RWE Innogy, Bilfinger Offshore, DONG Energy, EnBW, E.ON and Vattenfall joined forces last year and launched a pilot project to test the alternative installation method for offshore foundations. The project was part of the Carbon Trust Offshore Wind Accelerator, a research and development program for reducing the costs of offshore wind energy.
The tests involved a comparison of the conventional method of impact hammering with the vibration of steel piles in a test environment on land. It aimed to prove whether vibratory piling can offer a faster and more environmentally friendly method of installing steel foundations for offshore wind farms and to evaluate the method with regard to stability.
In Summer 2014, three steel piles were vibrated and another three piles were hammered conventionally into saturated, sandy soil on a test area near Cuxhaven, Germany.
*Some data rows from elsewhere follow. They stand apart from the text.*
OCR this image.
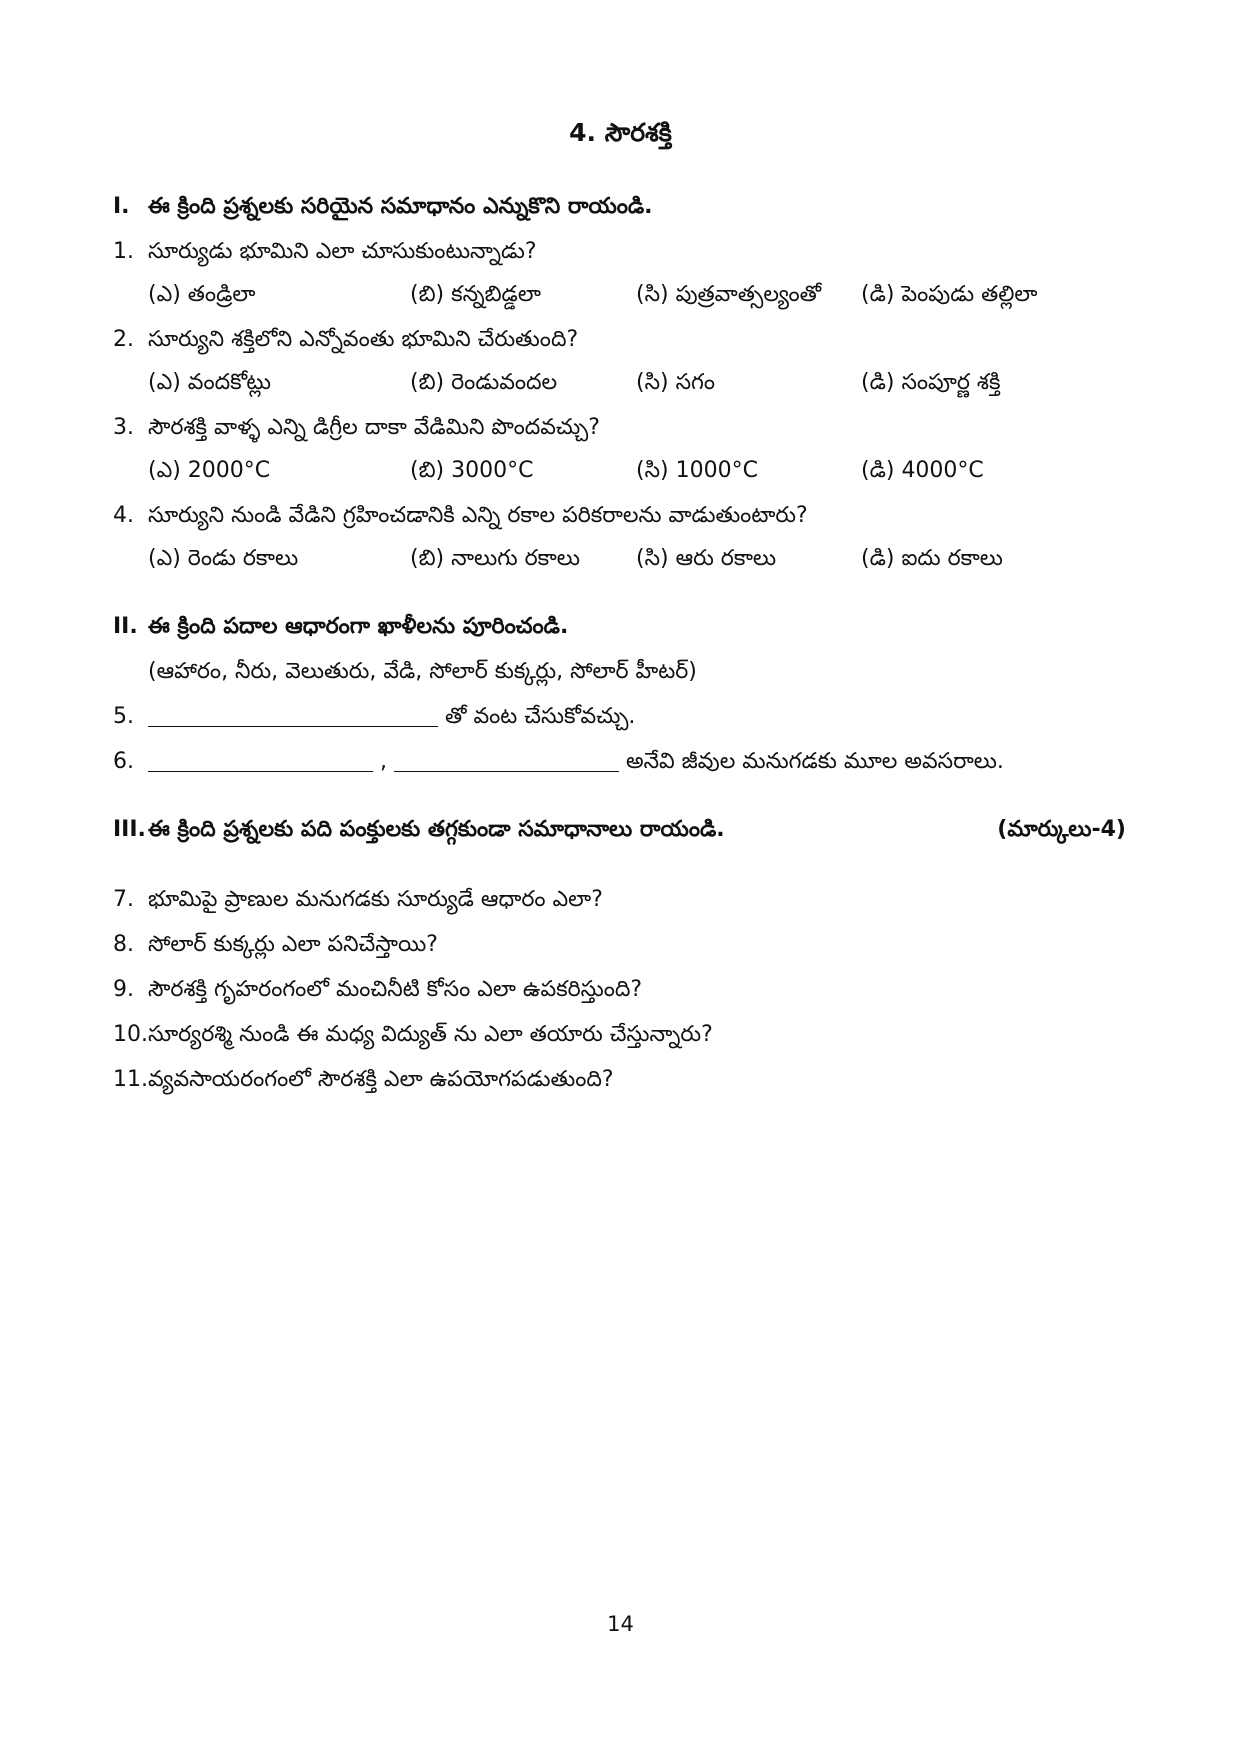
4. సౌరశక్తి
I. ఈ క్రింది ప్రశ్నలకు సరియైన సమాధానం ఎన్నుకొని రాయండి.
1. సూర్యుడు భూమిని ఎలా చూసుకుంటున్నాడు?
(ఎ) తండ్రిలా	(బి) కన్నబిడ్డలా	(సి) పుత్రవాత్సల్యంతో (డి) పెంపుడు తల్లిలా
2. సూర్యుని శక్తిలోని ఎన్నోవంతు భూమిని చేరుతుంది?
(ఎ) వందకోట్లు	(బి) రెండువందల	(సి) సగం	(డి) సంపూర్ణ శక్తి
3. సౌరశక్తి వాళ్ళ ఎన్ని డిగ్రీల దాకా వేడిమిని పొందవచ్చు?
(ఎ) 2000°C	(బి) 3000°C	(సి) 1000°C	(డి) 4000°C
4. సూర్యుని నుండి వేడిని గ్రహించడానికి ఎన్ని రకాల పరికరాలను వాడుతుంటారు?
(ఎ) రెండు రకాలు	(బి) నాలుగు రకాలు	(సి) ఆరు రకాలు	(డి) ఐదు రకాలు
II. ఈ క్రింది పదాల ఆధారంగా ఖాళీలను పూరించండి.
(ఆహారం, నీరు, వెలుతురు, వేడి, సోలార్ కుక్కర్లు, సోలార్ హీటర్)
5.	తో వంట చేసుకోవచ్చు.
6.	,	అనేవి జీవుల మనుగడకు మూల అవసరాలు.
III. ఈ క్రింది ప్రశ్నలకు పది పంక్తులకు తగ్గకుండా సమాధానాలు రాయండి.	(మార్కులు-4)
7. భూమిపై ప్రాణుల మనుగడకు సూర్యుడే ఆధారం ఎలా?
8. సోలార్ కుక్కర్లు ఎలా పనిచేస్తాయి?
9. సౌరశక్తి గృహరంగంలో మంచినీటి కోసం ఎలా ఉపకరిస్తుంది?
10. సూర్యరశ్మి నుండి ఈ మధ్య విద్యుత్ ను ఎలా తయారు చేస్తున్నారు?
11. వ్యవసాయరంగంలో సౌరశక్తి ఎలా ఉపయోగపడుతుంది?
14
The piles were then left in the ground for a period of four month before they underwent static load testing, which examined how the piles behave when subjected to the kind of lateral load that is typical in offshore conditions.
RWE Innogy was the project lead and contracted Bilfinger Offshore, who also sponsored parts of the project, to execute the major test works. The 4.3m diameter monopiles were the very first produced from the new Steelwind Nordenham fabrication facility, the hammer was supplied by IHC Hydrohammer and the vibrator was supplied by PVE Dieseko.
Technical University Braunschweig ran the data capture, such as installation times and noise emissions in collaboration with various other institutions and technical experts alongside certification and regulatory authorities.
RWE Innogy now plans to build on these tests and launch an additional subproject intended to investigate ways of optimizing the installation methodology itself.